The snow swirls and curls outside the window, I cock my head and watch it gracefully move in the late afternoon sun. Its presence is soft, muted, and gentle as it winnows through the straight streets and tall buildings of New York’s Upper East Side. By tomorrow morning, the city will be covered in a deep snow.
Being from the Snow Belt of Northeastern Ohio, snow is a winter inevitability—its manifestation involving salted roads and large expanses of forest and farmland, covered in a cold sea of solid white. But this is my first urban snowstorm. The first time I’ll seen snow embrace the busy, lived-in world of a big city.
I look away from the window and back to the laptop that sits on my lap. On a small side table to my left, is a hot cup of tea, Joseph Campbell’s The Power of Myth, and a glass of sweet Ohio red wine. I always bring back a few bottles of sweet Ohio red wine when I visit my family in the Midwest. I’ve yet to find a red wine that matches its tasty contradictions: light-bodied but rich, delicately sweet but sensuously grounded. But at this moment, I enjoy not for its contradictions, but for the sense of consistency its ruby presence gives me. Though buildings rather than trees tower outside my window, my snow rituals haven’t changed that much. In Northeastern Ohio, I too would weather out a snowy afternoon with a cup of tea, a good book, an interesting writing project, and a glass of sweet Ohio red wine.

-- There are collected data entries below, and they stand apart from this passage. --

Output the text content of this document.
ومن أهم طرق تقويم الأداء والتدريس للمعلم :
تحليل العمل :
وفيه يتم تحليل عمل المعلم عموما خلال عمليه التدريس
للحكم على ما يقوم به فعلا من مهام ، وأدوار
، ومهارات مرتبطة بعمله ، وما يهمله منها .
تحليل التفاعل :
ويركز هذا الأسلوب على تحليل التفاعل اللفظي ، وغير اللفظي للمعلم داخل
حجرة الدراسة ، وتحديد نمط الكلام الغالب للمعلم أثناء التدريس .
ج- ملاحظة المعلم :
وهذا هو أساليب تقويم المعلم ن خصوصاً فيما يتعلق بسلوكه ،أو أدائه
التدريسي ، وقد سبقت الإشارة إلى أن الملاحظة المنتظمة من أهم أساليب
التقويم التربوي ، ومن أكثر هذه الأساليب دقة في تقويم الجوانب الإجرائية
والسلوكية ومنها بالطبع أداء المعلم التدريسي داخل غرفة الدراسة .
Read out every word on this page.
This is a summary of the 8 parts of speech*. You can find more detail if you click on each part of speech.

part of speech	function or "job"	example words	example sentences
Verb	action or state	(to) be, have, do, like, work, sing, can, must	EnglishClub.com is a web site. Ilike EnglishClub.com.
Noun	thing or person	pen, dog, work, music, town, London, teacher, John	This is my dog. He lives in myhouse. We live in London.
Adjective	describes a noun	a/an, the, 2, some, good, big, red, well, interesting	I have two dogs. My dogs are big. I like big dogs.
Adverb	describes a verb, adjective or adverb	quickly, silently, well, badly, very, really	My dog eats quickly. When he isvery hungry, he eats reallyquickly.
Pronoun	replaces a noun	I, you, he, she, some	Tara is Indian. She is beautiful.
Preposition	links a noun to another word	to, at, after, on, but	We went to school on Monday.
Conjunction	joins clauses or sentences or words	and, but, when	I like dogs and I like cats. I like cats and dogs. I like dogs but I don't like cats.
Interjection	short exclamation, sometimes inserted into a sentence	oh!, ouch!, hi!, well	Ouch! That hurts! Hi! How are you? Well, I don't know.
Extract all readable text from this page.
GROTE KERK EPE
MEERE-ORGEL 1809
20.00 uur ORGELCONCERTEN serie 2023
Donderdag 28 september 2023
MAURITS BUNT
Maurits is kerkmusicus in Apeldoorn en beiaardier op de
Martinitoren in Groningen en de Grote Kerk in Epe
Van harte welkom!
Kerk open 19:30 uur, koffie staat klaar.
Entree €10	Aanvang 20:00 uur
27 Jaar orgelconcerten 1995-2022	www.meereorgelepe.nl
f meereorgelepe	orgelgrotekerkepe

Inspired, I hold my glass up to the window and absently swirl around its contents. The wine seems to be dancing with the snow. What a mismatched couple they seem to make: Red and white, liquid and solid, town and country, all moving before my eyes. But are they really so poorly matched? For even in contradiction there is consistency. Won’t this snow melt, evaporate, and rain down upon the vineyards of the Hudson Valley, or even those of Northeastern Ohio, depending on the weather patterns? Won’t future clusters of grapes benefit from this snow’s liquid nurturance, and swell full of flavor and life? And won’t a Midwestern girl enjoy an afternoon of snow, even if her landscape is tall, squared buildings rather than expansive, rolling farmland?
The answer is yes, for even in contradiction there is consistency.